Another act had been videoed in the 1980s in a local underground station.
“You are not allowed to go in the tube without a ticket,” explained Rudiger.
The four man comedy group on the video danced to music for a DEBAKL audience of perhaps 20 people sitting on the steps inside the underground station.
“If the controller had come,” laughed Rudiger, “all of them would have had to pay!”
The four performers danced in a row. The first three had giant signs round their necks saying (in German) POTATO. The fourth had a sign saying HEAD. So, dancing, their signs read POTATO – POTATO – POTATO – HEAD. There was also a man dancing while wearing a vertical tube with a flat cardboard hat.
“What is he supposed to be?” asked my eternally-un-named friend.
“He is a tube of mustard,” explained Rudiger.

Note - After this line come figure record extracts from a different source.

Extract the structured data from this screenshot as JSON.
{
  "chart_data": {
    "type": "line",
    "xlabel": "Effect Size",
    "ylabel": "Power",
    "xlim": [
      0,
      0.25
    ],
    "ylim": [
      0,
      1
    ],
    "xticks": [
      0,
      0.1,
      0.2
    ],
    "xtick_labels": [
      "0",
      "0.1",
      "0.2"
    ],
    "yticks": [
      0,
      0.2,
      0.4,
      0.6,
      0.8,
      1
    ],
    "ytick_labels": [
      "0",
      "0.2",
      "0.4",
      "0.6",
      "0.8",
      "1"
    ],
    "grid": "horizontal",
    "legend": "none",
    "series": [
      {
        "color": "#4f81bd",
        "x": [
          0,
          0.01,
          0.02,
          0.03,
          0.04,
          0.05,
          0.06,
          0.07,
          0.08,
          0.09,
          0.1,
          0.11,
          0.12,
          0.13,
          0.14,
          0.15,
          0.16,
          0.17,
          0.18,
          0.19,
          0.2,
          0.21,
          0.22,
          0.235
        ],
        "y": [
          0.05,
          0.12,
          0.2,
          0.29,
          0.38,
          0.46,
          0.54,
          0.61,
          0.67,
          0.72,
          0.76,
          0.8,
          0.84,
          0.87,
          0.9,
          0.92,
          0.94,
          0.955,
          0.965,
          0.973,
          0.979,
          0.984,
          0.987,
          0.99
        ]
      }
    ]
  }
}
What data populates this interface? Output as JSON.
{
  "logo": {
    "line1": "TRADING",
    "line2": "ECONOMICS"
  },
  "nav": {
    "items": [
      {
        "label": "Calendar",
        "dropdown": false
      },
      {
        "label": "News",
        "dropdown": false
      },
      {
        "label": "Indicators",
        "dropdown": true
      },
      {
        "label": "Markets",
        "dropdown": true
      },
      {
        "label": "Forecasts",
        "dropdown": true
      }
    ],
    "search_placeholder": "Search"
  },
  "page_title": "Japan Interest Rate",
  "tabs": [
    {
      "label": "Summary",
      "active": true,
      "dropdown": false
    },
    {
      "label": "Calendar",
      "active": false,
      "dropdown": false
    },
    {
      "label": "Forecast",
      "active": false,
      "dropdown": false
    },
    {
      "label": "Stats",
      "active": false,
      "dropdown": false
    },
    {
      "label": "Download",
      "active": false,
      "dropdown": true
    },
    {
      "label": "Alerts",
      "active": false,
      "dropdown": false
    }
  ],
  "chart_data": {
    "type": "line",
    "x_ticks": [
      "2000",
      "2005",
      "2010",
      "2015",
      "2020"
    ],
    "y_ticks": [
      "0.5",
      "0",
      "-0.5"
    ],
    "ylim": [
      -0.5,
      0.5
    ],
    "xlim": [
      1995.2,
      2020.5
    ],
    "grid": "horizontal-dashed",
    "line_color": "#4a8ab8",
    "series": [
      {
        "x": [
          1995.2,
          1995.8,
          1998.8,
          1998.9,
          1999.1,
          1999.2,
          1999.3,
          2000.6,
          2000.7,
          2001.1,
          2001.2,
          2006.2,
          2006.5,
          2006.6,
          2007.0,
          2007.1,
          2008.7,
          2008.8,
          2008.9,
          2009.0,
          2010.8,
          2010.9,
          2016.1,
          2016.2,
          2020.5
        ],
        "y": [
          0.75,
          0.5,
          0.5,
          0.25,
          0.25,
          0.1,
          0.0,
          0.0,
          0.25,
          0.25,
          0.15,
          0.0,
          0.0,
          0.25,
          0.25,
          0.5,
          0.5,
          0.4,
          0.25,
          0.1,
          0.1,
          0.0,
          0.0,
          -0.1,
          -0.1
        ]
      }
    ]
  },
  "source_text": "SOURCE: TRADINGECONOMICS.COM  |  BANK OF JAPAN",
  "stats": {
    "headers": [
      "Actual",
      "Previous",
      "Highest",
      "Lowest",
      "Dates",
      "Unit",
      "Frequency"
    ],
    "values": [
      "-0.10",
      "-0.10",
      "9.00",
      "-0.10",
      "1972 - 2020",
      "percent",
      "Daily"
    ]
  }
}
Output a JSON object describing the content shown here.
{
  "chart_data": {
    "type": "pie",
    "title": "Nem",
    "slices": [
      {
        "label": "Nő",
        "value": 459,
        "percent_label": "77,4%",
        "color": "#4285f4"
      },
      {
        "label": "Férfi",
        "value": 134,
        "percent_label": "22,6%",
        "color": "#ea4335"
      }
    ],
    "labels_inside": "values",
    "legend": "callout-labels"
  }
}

At the end of the act, through interference on the video picture, it appeared that objects were being thrown.
“The audience are throwing things at the performers?” I asked.
“Well,” explained Rudiger, “the acts could be extremely good or extremely bad but they had to be interesting. The audience could throw round metallic pot-cleaning sponges at the acts and we counted how many were thrown. The act which had most round metallic pot-cleaning sponges thrown at them won a prize.
“When the audience came into the theatre, each member of the audience was given five round metallic pot-cleaning sponges and you could throw one or two or more at an act, but you had to ration yourself because you only had five to last you for the entire show.”
“Did they,” I asked, “throw these sponges at acts they liked or at acts they hated?”
“It did not matter,” said Rudiger. “What mattered was if the act was interesting. One guy could make a cucumber glow. It was a really good act.”